Unfortunately, many heads of state—including those of Honduras, Guatemala, El Salvador, and Mexico—have decided not to attend this year’s meeting, reflecting a deepening rift in the hemisphere between governments that seek to uphold democratic values and those that have either adopted or tolerated more authoritarian practices. This divide is certainly not a new one, but it has grown markedly worse over the past decade, and the resulting lack of cooperation at a time of great hardship could cost the people of the Americas dearly.
A history of achievement and controversy
At the 1994 Summit of the Americas in Miami, the 34 heads of state in attendance were all democratically elected. The only country missing was Cuba. A notable outcome of that summit was the Inter-American Convention Against Corruption (IACAC), which was formally adopted by the member nations of the Organization of American States (OAS) in 1996 and came into force in March 1997. The third summit, held in Canada in 2001, produced the Inter-American Democratic Charter, a groundbreaking affirmation that the peoples of the hemisphere had a right to democracy and that the governments had an obligation to promote and defend it. The charter was approved by all 34 members of the OAS, excluding Cuba, on September 11 of that year.

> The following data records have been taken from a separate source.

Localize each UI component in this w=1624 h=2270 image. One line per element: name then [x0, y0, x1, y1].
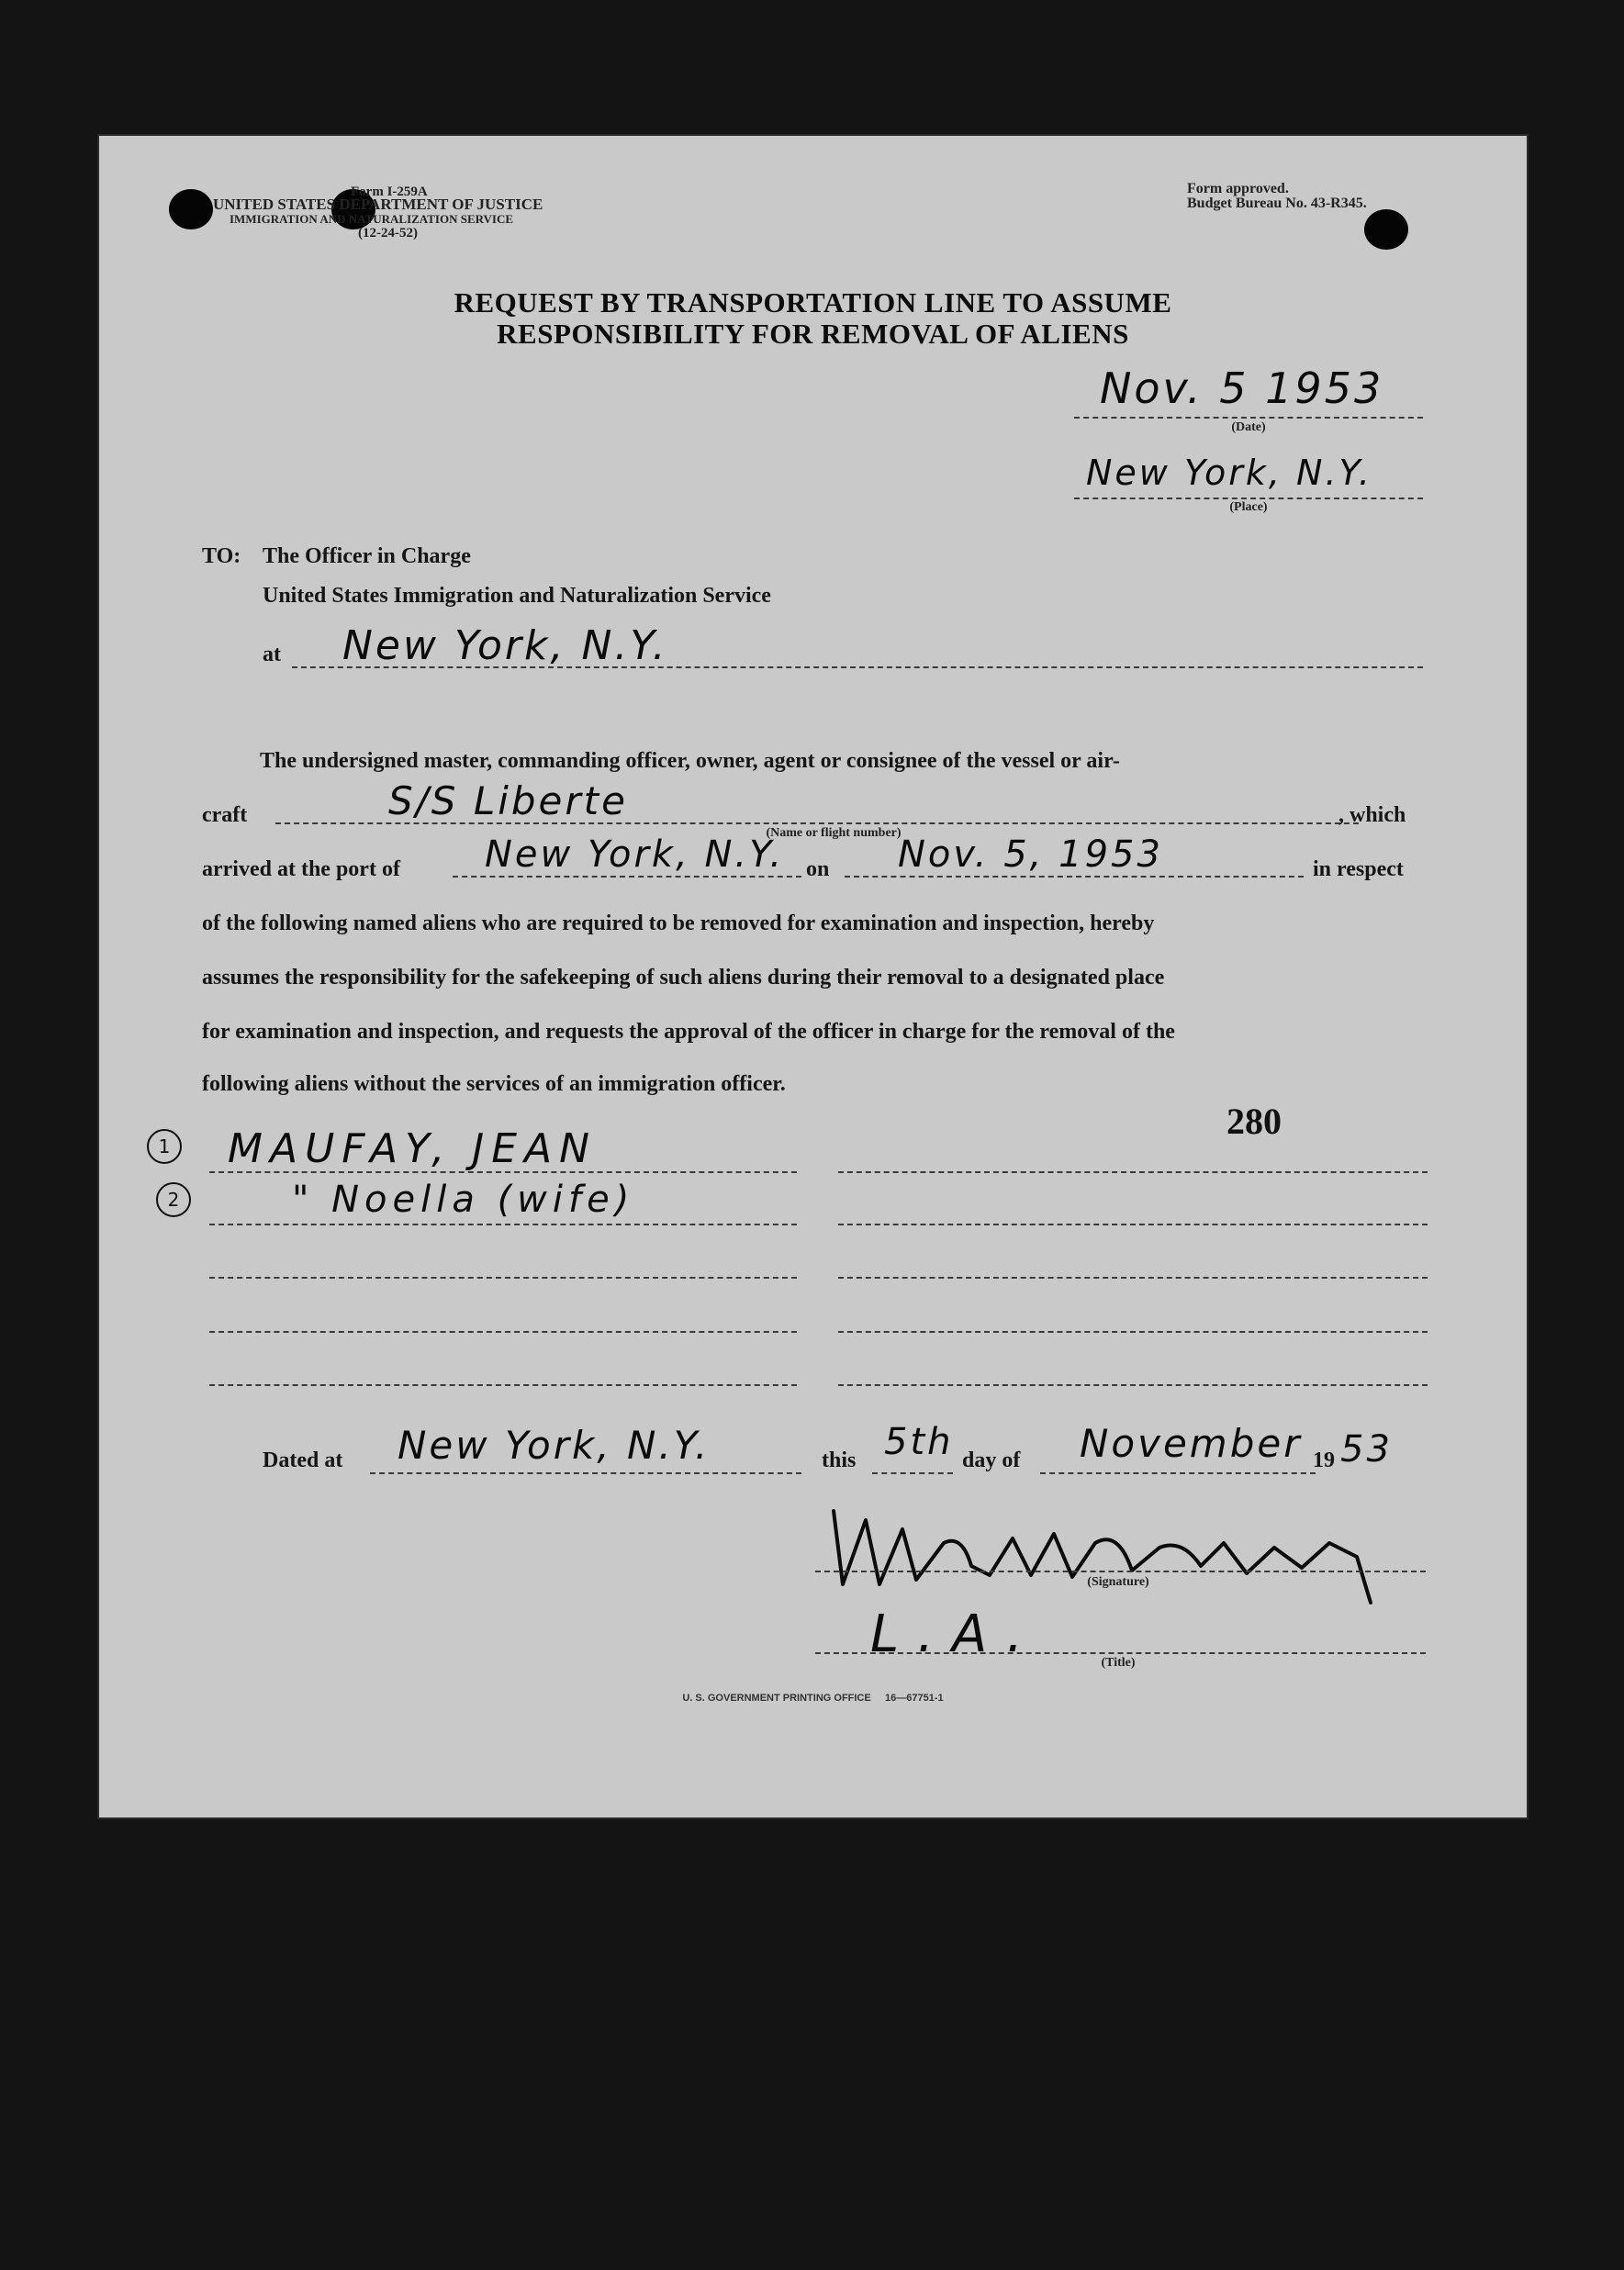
respect-label: in respect: [1313, 857, 1404, 881]
craft-caption: (Name or flight number): [766, 826, 902, 840]
alien-line-right-1: [838, 1171, 1428, 1173]
day-of-label: day of: [962, 1448, 1021, 1472]
stamp-number: 280: [1226, 1101, 1282, 1142]
craft-value: S/S Liberte: [388, 778, 628, 823]
place-caption: (Place): [1229, 500, 1268, 514]
form-revision-date: (12-24-52): [358, 226, 418, 240]
paragraph-intro: The undersigned master, commanding officer, owner, agent or consignee of the vessel or air-: [260, 749, 1120, 773]
alien-marker-2: 2: [156, 1182, 191, 1217]
signature-line: [815, 1571, 1426, 1572]
title-caption: (Title): [1101, 1656, 1136, 1670]
paragraph-line-3: of the following named aliens who are required to be removed for examination and inspection, hereby: [202, 911, 1155, 935]
alien-line-left-5: [209, 1384, 797, 1386]
day-line: [872, 1472, 953, 1474]
signature-scribble: [815, 1493, 1403, 1612]
alien-line-left-1: [209, 1171, 797, 1173]
addressee-line-1: The Officer in Charge: [263, 544, 471, 568]
date-line: [1074, 417, 1423, 419]
to-label: TO:: [202, 544, 241, 568]
signature-caption: (Signature): [1087, 1575, 1149, 1589]
alien-line-left-4: [209, 1331, 797, 1333]
paragraph-line-6: following aliens without the services of an immigration officer.: [202, 1072, 786, 1096]
dated-at-label: Dated at: [263, 1448, 343, 1472]
arrival-date-line: [845, 876, 1304, 878]
form-number: Form I-259A: [351, 185, 428, 199]
place-line: [1074, 498, 1423, 499]
craft-line: [275, 822, 1359, 824]
form-page: [99, 136, 1527, 1817]
place-value: New York, N.Y.: [1086, 453, 1372, 493]
paragraph-line-4: assumes the responsibility for the safekeeping of such aliens during their removal to a designated place: [202, 966, 1165, 990]
printing-office-footer: U. S. GOVERNMENT PRINTING OFFICE 16—67751-1: [682, 1693, 944, 1704]
arrived-label: arrived at the port of: [202, 857, 400, 881]
day-value: 5th: [884, 1421, 954, 1463]
year-value: 53: [1340, 1428, 1393, 1470]
addressee-line-2: United States Immigration and Naturalization Service: [263, 584, 771, 608]
this-label: this: [822, 1448, 857, 1472]
paragraph-line-5: for examination and inspection, and requests the approval of the officer in charge for the removal of the: [202, 1020, 1175, 1044]
alien-line-right-4: [838, 1331, 1428, 1333]
punch-hole-left-1: [169, 189, 213, 229]
month-value: November: [1080, 1421, 1303, 1466]
alien-name-2: " Noella (wife): [292, 1179, 635, 1221]
at-value: New York, N.Y.: [342, 622, 668, 669]
at-label: at: [263, 643, 281, 666]
at-line: [292, 666, 1423, 668]
budget-bureau-number: Budget Bureau No. 43-R345.: [1187, 196, 1367, 211]
alien-line-left-2: [209, 1224, 797, 1225]
form-approved: Form approved.: [1187, 181, 1289, 196]
on-label: on: [806, 857, 830, 881]
alien-line-left-3: [209, 1277, 797, 1279]
form-title-line-2: RESPONSIBILITY FOR REMOVAL OF ALIENS: [497, 318, 1129, 350]
punch-hole-right: [1364, 209, 1408, 250]
dated-at-value: New York, N.Y.: [398, 1423, 711, 1468]
alien-line-right-5: [838, 1384, 1428, 1386]
year-prefix: 19: [1313, 1448, 1335, 1472]
alien-line-right-2: [838, 1224, 1428, 1225]
alien-line-right-3: [838, 1277, 1428, 1279]
port-value: New York, N.Y.: [485, 833, 785, 876]
service-name: IMMIGRATION AND NATURALIZATION SERVICE: [230, 212, 514, 226]
port-line: [453, 876, 801, 878]
craft-label: craft: [202, 803, 248, 827]
month-line: [1040, 1472, 1316, 1474]
title-line: [815, 1652, 1426, 1654]
form-title-line-1: REQUEST BY TRANSPORTATION LINE TO ASSUME: [454, 286, 1172, 319]
which-label: , which: [1338, 803, 1406, 827]
date-value: Nov. 5 1953: [1100, 363, 1384, 413]
arrival-date-value: Nov. 5, 1953: [898, 833, 1163, 876]
alien-name-1: MAUFAY, JEAN: [228, 1125, 598, 1172]
alien-marker-1: 1: [147, 1129, 182, 1164]
title-value: L.A.: [870, 1605, 1042, 1664]
date-caption: (Date): [1231, 420, 1266, 434]
dated-at-line: [370, 1472, 801, 1474]
department-name: UNITED STATES DEPARTMENT OF JUSTICE: [213, 196, 543, 213]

While the subsequent summits also generated some progress, democratic conditions in the region began to deteriorate. The 2012 summit in Colombia ended without agreement on whether Cuba’s authoritarian leaders should be invited to the next gathering. The presidents of Ecuador and Nicaragua did not even attend, and several others warned that they would boycott future summits if Cuba were left out. Cuban representatives were finally invited to the summit held in Panama in 2015, but new friction erupted between the United States and Venezuela, with Venezuelan president Nicolás Maduro accusing Washington of trying to overthrow his government. US president Barack Obama issued an executive order imposing sanctions on seven Venezuelan officials for human rights violations and declaring that the country was a threat to US national security.